What is wrong with simply recycling an older edition? Even an edition by respected scholars—like the 1986-7 Oxford University Press edition—will reflect the knowledge available at the time it was produced. Ideally, a new edition should reflect all the knowledge available at that moment. But even that seldom happens, becaus e few individual scholars are capable of mastering and connecting all the relevant disciplines. Moreover, the relevant knowledge-base is continually expanding, and the pace of expansion has accelerated with the development of new reference works, new databases, new analytical techniques and media technologies. Any intellectually-ambitious new edition will advance new, or revise old, hypotheses about various problems in the Shakespeare canon, but as in the sciences each new or revised hypothesis will need to be subjected to intense skeptical scrutiny by the larger intellect ual community. Some hypotheses will survive such trials; others will not. When publishers simply repackage an old edition, they give readers the illusion that they are getting an up-to-date text, when in fact they are getting a text based, at least in part, on outdated data and long-since-refuted theories.

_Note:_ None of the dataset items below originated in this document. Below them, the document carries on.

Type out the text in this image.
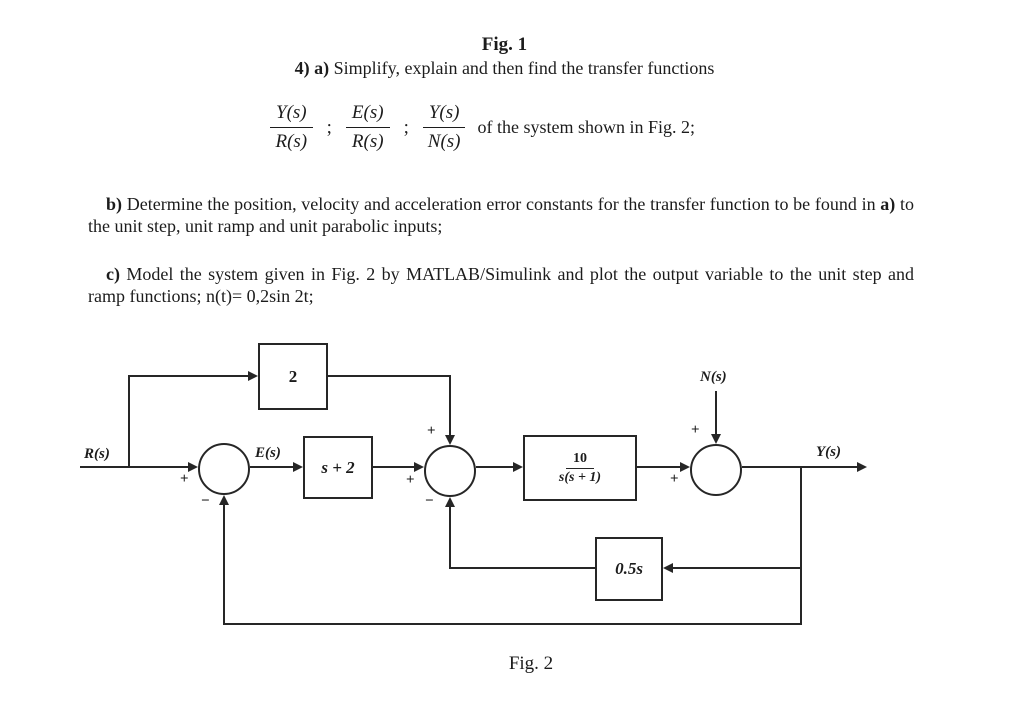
Fig. 1
4) a) Simplify, explain and then find the transfer functions
$\frac{Y(s)}{R(s)}$ ; $\frac{E(s)}{R(s)}$ ; $\frac{Y(s)}{N(s)}$ of the system shown in Fig. 2;
b) Determine the position, velocity and acceleration error constants for the transfer function to be found in a) to the unit step, unit ramp and unit parabolic inputs;
c) Model the system given in Fig. 2 by MATLAB/Simulink and plot the output variable to the unit step and ramp functions; n(t)= 0,2sin 2t;
2
s + 2	$\frac{10}{s(s + 1)}$
0.5s
R(s)	E(s)
N(s)
Y(s)
+
−
+
+
−
+
+
Fig. 2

The New Oxford Shakespeare will not repackage anyone else’s edition. It will work from the ground up. An international, intergenerational team will scrutinizing every element of the earliest texts, rethinking them in the light of the most recent scholarship—and adding to that scholarship, as we go along. Each detail of every text will be evaluated in the light of a comprehensive re-examination of the entire canon. In this way, combining micro-analysis with macro-analysis, we will attempt to bring to readers and actors the fruits of the latest research on what Shakespeare wrote and what it means.

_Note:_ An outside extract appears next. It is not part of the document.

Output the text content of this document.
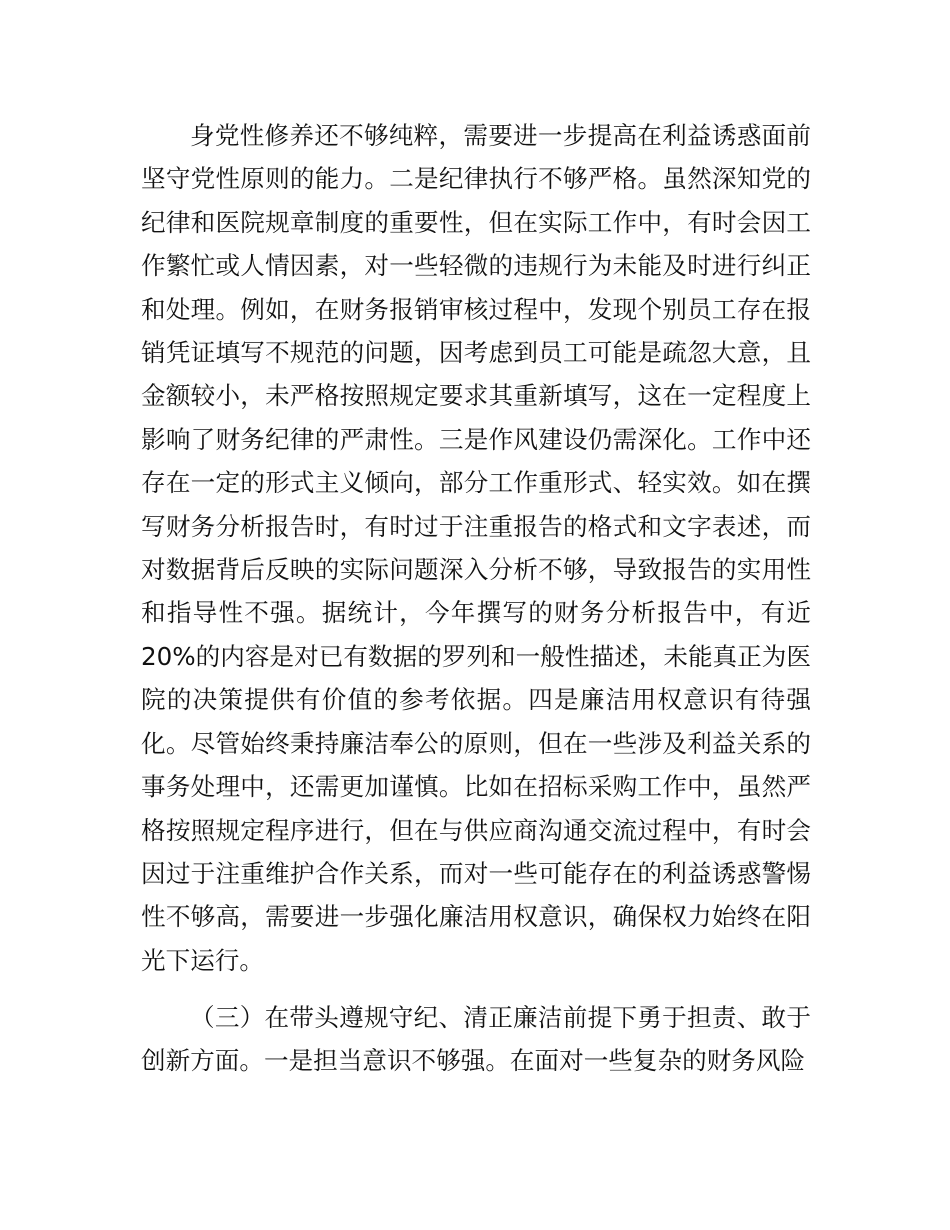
身党性修养还不够纯粹，需要进一步提高在利益诱惑面前坚守党性原则的能力。二是纪律执行不够严格。虽然深知党的纪律和医院规章制度的重要性，但在实际工作中，有时会因工作繁忙或人情因素，对一些轻微的违规行为未能及时进行纠正和处理。例如，在财务报销审核过程中，发现个别员工存在报销凭证填写不规范的问题，因考虑到员工可能是疏忽大意，且金额较小，未严格按照规定要求其重新填写，这在一定程度上影响了财务纪律的严肃性。三是作风建设仍需深化。工作中还存在一定的形式主义倾向，部分工作重形式、轻实效。如在撰写财务分析报告时，有时过于注重报告的格式和文字表述，而对数据背后反映的实际问题深入分析不够，导致报告的实用性和指导性不强。据统计，今年撰写的财务分析报告中，有近20%的内容是对已有数据的罗列和一般性描述，未能真正为医院的决策提供有价值的参考依据。四是廉洁用权意识有待强化。尽管始终秉持廉洁奉公的原则，但在一些涉及利益关系的事务处理中，还需更加谨慎。比如在招标采购工作中，虽然严格按照规定程序进行，但在与供应商沟通交流过程中，有时会因过于注重维护合作关系，而对一些可能存在的利益诱惑警惕性不够高，需要进一步强化廉洁用权意识，确保权力始终在阳光下运行。

（三）在带头遵规守纪、清正廉洁前提下勇于担责、敢于创新方面。一是担当意识不够强。在面对一些复杂的财务风险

The New Oxford Shakespeare will also recognize that no single format can satisfy the needs of all the many people interested in Shakespeare. We will make the results of our research available in multiple volumes, multiple formats, multiple media—-all linked to each other, and all designed to the high scholarly and aesthetic standards that the world has long come to expect from Oxford University Press. But the New Oxford Shakespeare will also embrace the challenge of making Shakespeare’s world and art accessible to a generation who uses iPods, e-readers, and YouTube. But the thousands of internet sites that students routinely access are often embarrassingly unreliable. The New Oxford Shakespeare will provide an authoritative alternative.
The IUPUI New Oxford Shakespeare project is located in the historic Emilie Building (334 N. Senate, Indianapolis), which also houses the Kurt Vonnegut Library. The new multimedia edition of Shakespeare’s work is scheduled for completion in 2016.